Ao contrário do que meu irmão havia pensado, eu não tinha mentido sobre estar de folga. Senhor Carter era um tirano na maioria das vezes, mas, desde que a notícia da doença de Will se espalhou pelo bairro, se tornou um pouco menos rígido com horários e parou de me fazer trabalhar em sua casa quando a loja de penhores estava fechada. Eu sabia que isso era por pena, mas não podia deixar de me sentir grato, não quando o aumento do salário ajudava a pagar os remédios que prolongavam a vida de Will.

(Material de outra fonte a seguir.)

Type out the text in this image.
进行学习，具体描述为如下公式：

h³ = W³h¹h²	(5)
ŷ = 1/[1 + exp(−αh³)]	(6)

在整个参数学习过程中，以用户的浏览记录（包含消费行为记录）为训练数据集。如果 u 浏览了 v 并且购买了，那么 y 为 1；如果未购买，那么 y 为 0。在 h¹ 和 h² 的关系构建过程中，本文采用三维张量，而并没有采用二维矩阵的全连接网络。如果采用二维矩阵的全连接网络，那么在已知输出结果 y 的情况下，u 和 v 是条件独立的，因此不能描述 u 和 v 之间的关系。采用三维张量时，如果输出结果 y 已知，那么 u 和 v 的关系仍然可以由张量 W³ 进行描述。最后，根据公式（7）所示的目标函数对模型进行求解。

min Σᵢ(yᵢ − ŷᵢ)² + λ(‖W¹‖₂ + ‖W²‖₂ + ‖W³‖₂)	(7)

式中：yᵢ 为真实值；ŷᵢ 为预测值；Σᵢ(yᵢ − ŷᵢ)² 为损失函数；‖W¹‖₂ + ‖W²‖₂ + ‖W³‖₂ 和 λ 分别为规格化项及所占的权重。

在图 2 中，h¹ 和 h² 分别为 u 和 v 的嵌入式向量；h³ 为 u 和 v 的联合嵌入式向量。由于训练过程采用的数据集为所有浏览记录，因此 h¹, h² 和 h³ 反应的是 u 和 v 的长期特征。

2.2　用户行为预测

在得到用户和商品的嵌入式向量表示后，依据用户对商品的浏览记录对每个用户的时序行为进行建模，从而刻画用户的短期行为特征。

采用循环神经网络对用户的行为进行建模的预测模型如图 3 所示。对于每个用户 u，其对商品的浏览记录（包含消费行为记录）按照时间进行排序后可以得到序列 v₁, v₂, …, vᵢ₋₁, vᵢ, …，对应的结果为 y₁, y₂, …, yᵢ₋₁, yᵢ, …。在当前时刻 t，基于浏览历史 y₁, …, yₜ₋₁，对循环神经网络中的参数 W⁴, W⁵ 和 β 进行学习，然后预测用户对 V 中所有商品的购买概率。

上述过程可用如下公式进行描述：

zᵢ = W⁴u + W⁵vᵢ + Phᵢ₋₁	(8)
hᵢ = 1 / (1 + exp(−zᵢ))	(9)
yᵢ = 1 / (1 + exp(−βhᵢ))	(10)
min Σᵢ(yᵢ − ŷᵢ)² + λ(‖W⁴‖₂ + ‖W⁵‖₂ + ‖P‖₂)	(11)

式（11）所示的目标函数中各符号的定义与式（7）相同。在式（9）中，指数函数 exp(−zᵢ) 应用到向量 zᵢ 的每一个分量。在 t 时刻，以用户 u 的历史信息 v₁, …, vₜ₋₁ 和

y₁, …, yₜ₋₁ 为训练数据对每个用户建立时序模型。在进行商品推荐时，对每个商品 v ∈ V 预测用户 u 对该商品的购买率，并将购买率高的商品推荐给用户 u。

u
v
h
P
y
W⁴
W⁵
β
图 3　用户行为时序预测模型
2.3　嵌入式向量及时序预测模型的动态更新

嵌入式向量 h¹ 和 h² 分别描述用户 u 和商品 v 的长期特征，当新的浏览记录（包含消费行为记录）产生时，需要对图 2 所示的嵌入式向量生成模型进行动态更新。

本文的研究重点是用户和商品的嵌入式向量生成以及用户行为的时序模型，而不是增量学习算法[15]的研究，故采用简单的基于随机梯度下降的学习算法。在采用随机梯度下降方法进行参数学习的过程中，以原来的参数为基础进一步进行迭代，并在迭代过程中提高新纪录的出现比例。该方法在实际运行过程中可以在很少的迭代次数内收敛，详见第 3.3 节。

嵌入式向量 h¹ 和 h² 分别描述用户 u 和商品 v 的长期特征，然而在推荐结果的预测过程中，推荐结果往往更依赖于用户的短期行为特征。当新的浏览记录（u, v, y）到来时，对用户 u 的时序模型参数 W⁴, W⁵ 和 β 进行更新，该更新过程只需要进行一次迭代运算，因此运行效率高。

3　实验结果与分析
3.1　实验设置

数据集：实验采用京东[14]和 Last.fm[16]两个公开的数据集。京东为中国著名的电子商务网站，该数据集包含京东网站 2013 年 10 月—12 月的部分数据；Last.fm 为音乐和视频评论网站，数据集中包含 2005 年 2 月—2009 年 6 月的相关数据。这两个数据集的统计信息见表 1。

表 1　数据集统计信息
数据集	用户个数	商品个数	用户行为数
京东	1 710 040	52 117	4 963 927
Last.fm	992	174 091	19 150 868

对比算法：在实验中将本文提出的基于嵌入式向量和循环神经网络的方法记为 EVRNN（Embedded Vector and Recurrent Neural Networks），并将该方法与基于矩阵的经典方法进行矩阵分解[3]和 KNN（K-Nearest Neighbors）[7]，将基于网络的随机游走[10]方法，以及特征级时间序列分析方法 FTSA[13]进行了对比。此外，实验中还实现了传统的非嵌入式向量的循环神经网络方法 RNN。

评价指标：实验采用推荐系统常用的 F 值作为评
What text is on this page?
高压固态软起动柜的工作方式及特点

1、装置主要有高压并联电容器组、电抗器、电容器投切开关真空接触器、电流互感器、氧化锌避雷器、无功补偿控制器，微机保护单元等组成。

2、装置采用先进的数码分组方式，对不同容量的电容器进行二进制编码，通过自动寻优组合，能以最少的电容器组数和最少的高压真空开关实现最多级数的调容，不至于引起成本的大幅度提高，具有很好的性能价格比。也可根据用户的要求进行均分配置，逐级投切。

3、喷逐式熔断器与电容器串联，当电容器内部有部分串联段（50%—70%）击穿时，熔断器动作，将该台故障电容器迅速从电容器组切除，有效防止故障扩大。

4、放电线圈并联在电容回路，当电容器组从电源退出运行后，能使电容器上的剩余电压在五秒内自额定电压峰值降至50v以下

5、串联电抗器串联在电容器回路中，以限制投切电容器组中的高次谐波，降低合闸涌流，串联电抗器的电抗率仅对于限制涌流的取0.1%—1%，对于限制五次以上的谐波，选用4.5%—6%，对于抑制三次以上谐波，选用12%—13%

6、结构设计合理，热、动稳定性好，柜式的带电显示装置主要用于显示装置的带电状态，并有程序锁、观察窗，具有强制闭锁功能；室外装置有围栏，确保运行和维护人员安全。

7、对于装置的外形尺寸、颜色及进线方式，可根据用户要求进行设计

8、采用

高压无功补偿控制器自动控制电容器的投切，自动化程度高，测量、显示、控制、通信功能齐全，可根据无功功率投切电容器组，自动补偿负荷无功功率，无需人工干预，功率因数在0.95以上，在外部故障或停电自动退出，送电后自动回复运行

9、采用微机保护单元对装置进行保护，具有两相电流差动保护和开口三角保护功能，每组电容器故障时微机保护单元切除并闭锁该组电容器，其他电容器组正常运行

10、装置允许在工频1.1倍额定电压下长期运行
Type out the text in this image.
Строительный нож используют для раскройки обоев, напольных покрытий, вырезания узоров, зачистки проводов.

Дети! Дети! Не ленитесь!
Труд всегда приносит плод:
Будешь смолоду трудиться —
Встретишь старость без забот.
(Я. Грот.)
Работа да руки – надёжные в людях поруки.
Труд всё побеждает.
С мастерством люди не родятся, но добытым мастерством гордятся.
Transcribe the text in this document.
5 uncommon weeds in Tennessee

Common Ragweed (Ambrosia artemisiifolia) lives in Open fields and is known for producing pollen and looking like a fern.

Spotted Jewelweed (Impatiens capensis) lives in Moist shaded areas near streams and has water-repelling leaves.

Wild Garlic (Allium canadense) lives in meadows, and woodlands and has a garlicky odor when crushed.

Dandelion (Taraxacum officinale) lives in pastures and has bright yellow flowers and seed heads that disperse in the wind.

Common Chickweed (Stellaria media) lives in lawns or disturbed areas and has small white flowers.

Me sentei no sofá da sala e liguei a TV, deixando o volume baixo para não acordar minha mãe. Sabia que ela havia passado os últimos três dias direto acordada pesquisando sobre tratamentos, milagres e sei lá mais o que.

No fundo, eu sabia que toda essa pesquisa era perda de tempo, mas uma pequena parte de mim ainda tinha esperança que ela saísse daquela biblioteca gritando que havia achado algo, que havia achado uma cura. Era essa mesma esperança que me fazia revirar todos os sites médicos que podia quando não estava no trabalho.

O telefone tocou e eu corri para atender antes que o som estridente tirasse minha mãe do merecido sono. Quando levei o telefone ao ouvido, me arrependi profundamente por não deixar cair na secretária eletrônica.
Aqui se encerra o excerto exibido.